The first immediate problem is that his disguises are very unconvincing,
already hurting the film’s ability to suspend our disbelief. If we then take this as humor, then we can
say the film does not follow through with any kind of consistent wit.
These
sequences are cut somewhat surrealistically into nightclub stage footage featuring
Patricia Kaas as the woman singing solo or with co-stars. This never adds up to anything, but the songs
are standards (or nearly so) and the music by Michel Legrand is likely a reason
these moments are somewhat distinctive.
This eventually boils down to something of a melodrama with the usual
predictable conclusion. Claudia
Cardinale even shows up in the cast of mostly unknown (at least in the U.S.) actors.
The
anamorphically enhanced 2.35 x 1 image is often beautifully shot by
cinematographer Pierre William Glenn, who at least knows how to shoot with the
scope frame. It is still a bit softer
than it should be, but has its moments of clarity. Watching this, it made me realize even
further how trounced and whittled-down directors and cameramen have allowed the
art of filmmaking to be put far below bad television.
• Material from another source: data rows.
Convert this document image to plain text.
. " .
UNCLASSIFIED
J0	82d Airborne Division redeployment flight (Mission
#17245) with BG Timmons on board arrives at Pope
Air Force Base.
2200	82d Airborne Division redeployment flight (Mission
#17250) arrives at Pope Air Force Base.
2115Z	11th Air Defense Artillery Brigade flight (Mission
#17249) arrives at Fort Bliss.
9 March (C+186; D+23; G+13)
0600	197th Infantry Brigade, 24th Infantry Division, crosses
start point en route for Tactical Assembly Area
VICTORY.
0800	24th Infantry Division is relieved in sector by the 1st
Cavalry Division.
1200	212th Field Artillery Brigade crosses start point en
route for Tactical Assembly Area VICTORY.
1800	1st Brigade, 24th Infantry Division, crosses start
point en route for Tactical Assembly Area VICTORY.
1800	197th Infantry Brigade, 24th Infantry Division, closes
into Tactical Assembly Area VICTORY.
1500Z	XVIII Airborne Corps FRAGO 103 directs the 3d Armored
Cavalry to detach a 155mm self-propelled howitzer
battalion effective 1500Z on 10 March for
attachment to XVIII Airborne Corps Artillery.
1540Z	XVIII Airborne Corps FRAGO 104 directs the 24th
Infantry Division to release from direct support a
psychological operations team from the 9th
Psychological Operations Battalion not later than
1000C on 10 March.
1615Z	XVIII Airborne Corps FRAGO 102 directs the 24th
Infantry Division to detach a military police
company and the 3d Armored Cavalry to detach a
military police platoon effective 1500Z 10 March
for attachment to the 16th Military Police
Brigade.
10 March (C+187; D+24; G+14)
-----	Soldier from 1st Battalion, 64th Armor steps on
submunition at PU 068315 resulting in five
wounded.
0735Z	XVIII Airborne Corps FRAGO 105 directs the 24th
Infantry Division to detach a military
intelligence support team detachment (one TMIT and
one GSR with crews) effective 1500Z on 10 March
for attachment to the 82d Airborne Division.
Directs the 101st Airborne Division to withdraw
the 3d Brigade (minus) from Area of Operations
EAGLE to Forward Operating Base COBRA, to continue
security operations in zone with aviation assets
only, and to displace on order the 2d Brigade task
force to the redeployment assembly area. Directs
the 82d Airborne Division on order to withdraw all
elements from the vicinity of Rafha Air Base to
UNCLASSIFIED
At least this looks like a real movie, and if
you just said “whatever that means”, you just showed your ignorance and
cinematic illiteracy. The Dolby Digital
5.1 AC-3 mix is available with wacky subtitle options that do not always make
sense in the way they have been chosen, while the language is available as
French and English. What Lelouch did was
have the actors speak in their native language, then dub over the language when
it was the opposite of the intended language track. Both are not bad, though limited by both
their Dolby compression and especially because this is so dialogue-based. Except for a few trailers, there are
absolutely no extras.
I cannot
remember the last time Lelouch had any of his films released by a major studio,
even if Paramount released this through their Classics division. Doing an unusual amount of English probably
had something to do with it and it is at least a mature film. Ultimately, however, And Now… Ladies & Gentlemen is not a comeback for the enduring
director, but it just might the a sign of some new breakthrough to come.